Los libros de 2018

Puede parecer que esto está abandonado. Pero nada más lejos de la realidad.

Tengo varios problemas. Uno, otras actividades que me absorben concentración y energía. Dos, que he estado escribiendo para otro sitio, y no es que sea gran cosa, pero se lleva parte de las pilas que tenga para escribir. Tres, que muchos temas están ya tan dichos que me cuesta encontrar motivos para volver a poner el enésimo ejemplo de estupidez humana. Y cuatro, que algunas cosas sobre las que quiero escribir (en especial, feminismo) son una tarea bastante grande, y acumulo referencias e ideas pero no me decido a abordarlas. Creo que voy a tener que cambiar de enfoque y simplemente escribir lo más corto posible, sin fundamentar ni nada, porque si no, me meteré en escribir un libro, cosa que no pretendo.

Y hablando de libros, aquí está el balance de 2018. Que es aún peor que el de 2017.

Solo tengo anotados La balada del norte, los tomos I y II, de Alfonso Zapico. Sendos libros de cómics.

El año pasado hacía propósito de volver a los libros. He incumplido estrepitosamente; he vuelto a leer una enormidad, pero no en forma de libro. Aun así, no renuncio a hacerlo. A ver qué tal se me da 2019.

Y a ver si escribo más aquí, contra viento y marea.

 

5 comentarios to “Los libros de 2018”

  1. Emilio Molina Says:

    Pues aquí seguiremos leyéndote a ratos. ¡Feliz año!

  2. cuti Says:

    Pues yo este año terminado he leído mucho, mis viajes en metro desde casa al trabajo y del trabajo a casa me lo han permitido, es lo único bueno de añadir una hora y media a una extensa jornada laboral.

    He leído novela, he leído antropología, he leído blockchain, he leído ensayo… Me quedo con varios libros: SAPIENS un libro que no es que me haya descubierto nada, al menos nada que considere una revelación, pero que si estructura y explica muy bien la historia de la humanidad como una necesaria evolución de soluciones a viejos y nuevos problemas. Una gozada de leer.

    Un segundo libro, la España vacía, la historia de un drama, el declive rural en toda España.
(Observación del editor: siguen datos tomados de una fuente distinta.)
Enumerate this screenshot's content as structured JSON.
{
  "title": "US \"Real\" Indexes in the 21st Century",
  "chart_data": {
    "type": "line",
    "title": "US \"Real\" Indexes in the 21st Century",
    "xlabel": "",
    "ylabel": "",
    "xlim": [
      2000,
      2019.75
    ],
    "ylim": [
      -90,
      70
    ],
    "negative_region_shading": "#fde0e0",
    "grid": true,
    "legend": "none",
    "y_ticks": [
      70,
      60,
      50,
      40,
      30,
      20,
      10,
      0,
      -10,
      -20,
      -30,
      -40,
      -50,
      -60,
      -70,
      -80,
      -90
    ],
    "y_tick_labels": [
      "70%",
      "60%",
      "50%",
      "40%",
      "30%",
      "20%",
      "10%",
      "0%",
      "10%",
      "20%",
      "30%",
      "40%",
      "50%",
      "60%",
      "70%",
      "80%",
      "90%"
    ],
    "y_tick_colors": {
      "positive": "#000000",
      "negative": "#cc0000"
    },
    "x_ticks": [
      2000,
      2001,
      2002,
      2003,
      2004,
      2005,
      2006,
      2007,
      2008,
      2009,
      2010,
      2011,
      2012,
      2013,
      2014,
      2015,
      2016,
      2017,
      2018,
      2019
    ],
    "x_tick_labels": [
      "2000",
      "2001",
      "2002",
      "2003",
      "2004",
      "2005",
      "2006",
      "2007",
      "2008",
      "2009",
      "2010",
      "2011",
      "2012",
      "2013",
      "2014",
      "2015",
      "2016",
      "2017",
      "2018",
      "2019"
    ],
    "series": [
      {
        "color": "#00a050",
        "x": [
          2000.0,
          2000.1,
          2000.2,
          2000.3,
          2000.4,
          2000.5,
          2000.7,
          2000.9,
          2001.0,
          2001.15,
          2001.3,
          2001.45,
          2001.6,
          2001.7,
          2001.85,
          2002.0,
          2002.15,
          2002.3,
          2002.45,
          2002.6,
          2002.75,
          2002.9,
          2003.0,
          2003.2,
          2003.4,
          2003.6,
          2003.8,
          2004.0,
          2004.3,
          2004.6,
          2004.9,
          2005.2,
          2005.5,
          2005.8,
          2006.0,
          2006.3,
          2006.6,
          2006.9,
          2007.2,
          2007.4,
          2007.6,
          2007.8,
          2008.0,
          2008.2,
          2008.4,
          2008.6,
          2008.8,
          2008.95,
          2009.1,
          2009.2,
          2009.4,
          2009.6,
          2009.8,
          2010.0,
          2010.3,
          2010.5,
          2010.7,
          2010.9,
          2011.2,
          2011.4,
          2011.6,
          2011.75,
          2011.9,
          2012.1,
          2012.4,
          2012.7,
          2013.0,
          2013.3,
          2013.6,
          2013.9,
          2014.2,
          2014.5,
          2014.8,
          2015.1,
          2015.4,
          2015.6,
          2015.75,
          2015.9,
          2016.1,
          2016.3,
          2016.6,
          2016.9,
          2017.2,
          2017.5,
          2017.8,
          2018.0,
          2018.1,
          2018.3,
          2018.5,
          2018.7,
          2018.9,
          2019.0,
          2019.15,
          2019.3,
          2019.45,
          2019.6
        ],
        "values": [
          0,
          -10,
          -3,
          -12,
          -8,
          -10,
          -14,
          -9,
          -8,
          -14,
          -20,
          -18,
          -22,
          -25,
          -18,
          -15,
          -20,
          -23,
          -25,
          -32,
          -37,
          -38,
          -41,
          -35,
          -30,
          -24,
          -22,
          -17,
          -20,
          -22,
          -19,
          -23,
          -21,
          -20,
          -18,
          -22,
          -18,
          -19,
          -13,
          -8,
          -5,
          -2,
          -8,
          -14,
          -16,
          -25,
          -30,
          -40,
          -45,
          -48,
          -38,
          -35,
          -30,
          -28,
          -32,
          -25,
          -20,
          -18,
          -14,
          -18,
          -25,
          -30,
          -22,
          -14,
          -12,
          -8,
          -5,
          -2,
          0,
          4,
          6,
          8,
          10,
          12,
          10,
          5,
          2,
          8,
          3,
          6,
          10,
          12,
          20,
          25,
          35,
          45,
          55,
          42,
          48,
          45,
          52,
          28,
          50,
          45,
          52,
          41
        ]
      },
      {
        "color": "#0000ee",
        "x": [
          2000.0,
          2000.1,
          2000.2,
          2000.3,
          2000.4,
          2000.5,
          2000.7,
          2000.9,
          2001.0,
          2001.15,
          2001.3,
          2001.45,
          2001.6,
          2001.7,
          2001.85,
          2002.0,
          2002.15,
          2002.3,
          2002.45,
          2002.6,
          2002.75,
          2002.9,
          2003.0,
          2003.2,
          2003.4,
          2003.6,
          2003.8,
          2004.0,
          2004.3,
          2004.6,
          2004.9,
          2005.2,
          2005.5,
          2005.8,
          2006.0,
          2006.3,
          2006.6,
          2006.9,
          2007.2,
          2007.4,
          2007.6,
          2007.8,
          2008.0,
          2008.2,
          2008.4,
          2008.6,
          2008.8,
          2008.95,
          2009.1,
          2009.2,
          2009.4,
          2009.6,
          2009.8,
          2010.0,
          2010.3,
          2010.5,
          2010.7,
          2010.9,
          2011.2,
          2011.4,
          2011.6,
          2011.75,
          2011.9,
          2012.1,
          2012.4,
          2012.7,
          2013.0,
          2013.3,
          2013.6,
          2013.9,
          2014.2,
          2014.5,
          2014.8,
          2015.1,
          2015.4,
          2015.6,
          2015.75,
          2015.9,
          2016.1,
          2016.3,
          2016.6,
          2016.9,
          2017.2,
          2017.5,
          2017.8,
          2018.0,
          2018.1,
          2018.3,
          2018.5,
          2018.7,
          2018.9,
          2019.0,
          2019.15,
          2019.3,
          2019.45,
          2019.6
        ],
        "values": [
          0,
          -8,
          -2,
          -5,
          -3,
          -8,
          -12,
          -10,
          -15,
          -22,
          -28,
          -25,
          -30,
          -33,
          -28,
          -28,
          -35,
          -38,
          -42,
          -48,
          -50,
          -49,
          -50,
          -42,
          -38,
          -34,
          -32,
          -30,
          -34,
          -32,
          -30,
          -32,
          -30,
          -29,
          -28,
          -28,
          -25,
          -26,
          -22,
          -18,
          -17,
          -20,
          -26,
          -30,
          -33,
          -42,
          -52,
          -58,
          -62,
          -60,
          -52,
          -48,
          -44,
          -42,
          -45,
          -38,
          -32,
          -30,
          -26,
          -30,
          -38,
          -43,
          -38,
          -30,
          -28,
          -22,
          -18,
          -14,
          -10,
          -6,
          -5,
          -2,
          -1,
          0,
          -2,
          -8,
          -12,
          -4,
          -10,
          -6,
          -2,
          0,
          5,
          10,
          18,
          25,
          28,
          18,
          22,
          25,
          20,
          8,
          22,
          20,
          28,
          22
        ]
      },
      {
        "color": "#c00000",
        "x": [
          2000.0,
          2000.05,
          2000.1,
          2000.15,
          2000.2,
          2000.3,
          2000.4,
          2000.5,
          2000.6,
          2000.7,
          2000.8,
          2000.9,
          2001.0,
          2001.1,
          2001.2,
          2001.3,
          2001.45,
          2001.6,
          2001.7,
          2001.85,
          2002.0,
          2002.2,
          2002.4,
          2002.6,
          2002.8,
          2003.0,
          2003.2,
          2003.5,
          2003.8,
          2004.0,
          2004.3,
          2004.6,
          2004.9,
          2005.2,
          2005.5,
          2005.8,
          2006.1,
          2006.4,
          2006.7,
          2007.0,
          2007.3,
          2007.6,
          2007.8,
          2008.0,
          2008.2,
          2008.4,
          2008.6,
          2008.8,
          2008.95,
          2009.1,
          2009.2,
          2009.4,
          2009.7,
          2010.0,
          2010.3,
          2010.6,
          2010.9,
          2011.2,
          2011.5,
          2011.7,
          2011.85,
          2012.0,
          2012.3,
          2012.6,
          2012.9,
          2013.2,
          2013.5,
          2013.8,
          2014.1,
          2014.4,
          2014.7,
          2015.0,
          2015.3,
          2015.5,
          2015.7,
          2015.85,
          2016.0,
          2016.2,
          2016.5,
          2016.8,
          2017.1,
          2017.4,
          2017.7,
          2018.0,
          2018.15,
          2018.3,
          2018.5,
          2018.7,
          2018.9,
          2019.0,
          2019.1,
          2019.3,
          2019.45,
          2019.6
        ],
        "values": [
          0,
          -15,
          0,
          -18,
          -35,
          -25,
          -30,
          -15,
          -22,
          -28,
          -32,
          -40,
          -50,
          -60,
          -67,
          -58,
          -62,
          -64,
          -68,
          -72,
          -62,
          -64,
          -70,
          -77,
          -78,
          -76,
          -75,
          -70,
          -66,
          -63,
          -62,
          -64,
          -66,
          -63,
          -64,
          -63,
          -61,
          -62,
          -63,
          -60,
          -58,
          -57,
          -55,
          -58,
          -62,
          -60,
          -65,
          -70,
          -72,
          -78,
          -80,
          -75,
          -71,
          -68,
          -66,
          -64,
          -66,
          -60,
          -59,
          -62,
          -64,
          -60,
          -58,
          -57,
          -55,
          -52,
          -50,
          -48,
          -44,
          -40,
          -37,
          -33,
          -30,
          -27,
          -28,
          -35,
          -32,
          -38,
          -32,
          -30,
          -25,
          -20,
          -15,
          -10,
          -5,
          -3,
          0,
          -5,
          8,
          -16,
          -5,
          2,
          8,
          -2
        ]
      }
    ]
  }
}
Un poco pesada alguna parte, pero revelador en muchos aspectos.

    Y una novela, divertida, la Uruguaya.

    Para 2019 te deseo que puedas escribir más, Guti, escribir más y leer libros en papel, que es como más se disfrutan (al menos yo).

  3. guticr Says:

    ¡Gracias por vuestros comentarios, y feliz año a todos! Cuti, el papel es la única forma verdadera de leer libros… Se nos olvida que es una tecnología depurada durante siglos, y la gente que la desarrolló no era tonta 🙂 Ahora estoy con la biografía de Miles Davis, al menos ese libro espero terminarlo en 2019 😉

  4. Potocloch Says:

    ¿A qué os referís con que la forma buena de leer es leyendo libros en papel? ¿A leer libros en vez de otros formatos como blogs o prensa? ¿O literalmente a que es mejor (al menos para vosotros) leer un libro en papel que leer el mismo libro en un ebook?

    Yo los libros los leo en papel, pero más que nada porque no tengo ebook, así que me intriga esa opinión vuestra.

  5. guticr Says:

    Bueno, fue una forma un poco coloquial de decirlo, pero tenía en mente varias cosas. Una, los libros (sean papel o ebook) frente al resto: quería decir que los blogs, los artículos, la prensa… están muy bien, pero es algo mucho más caótico, más fragmentario, más efímero, y si uno solo lee eso, se pierde toda una forma de comunicarse que son los libros, y los libros se escriben con otra intención, otra estructura y otro trabajo previo. Un disco recopilatorio está bien, un disco «conceptual» también, un concierto también, las canciones sueltas en una lista también… pero no es todo intercambiable. Está bien usarlo todo en su medida.

    Dos, el papel frente al e-book. Este comentario mío era más frívolo, pero en el fondo creo que hoy por hoy el e-book por lo general (y con todas las reservas y casos particulares, por supuesto) es un intento de emular a un libro de papel, que a veces (no muchas) consigue razonablemente. El papel pesa más, ocupa mucho más y en algunos casos es incómodo mantenerlo abierto y pasar hojas (en el metro, en la cama); en los demás sentidos, creo que funciona mejor para leer (claridad, tipografía, acabado, y la belleza e identidad del objeto si es que importa). Eso sí, no es cuestión de vida o muerte (he leído mucho en e-book y los libros también se disfrutan así). Creo que el e-book es un sucedáneo razonable.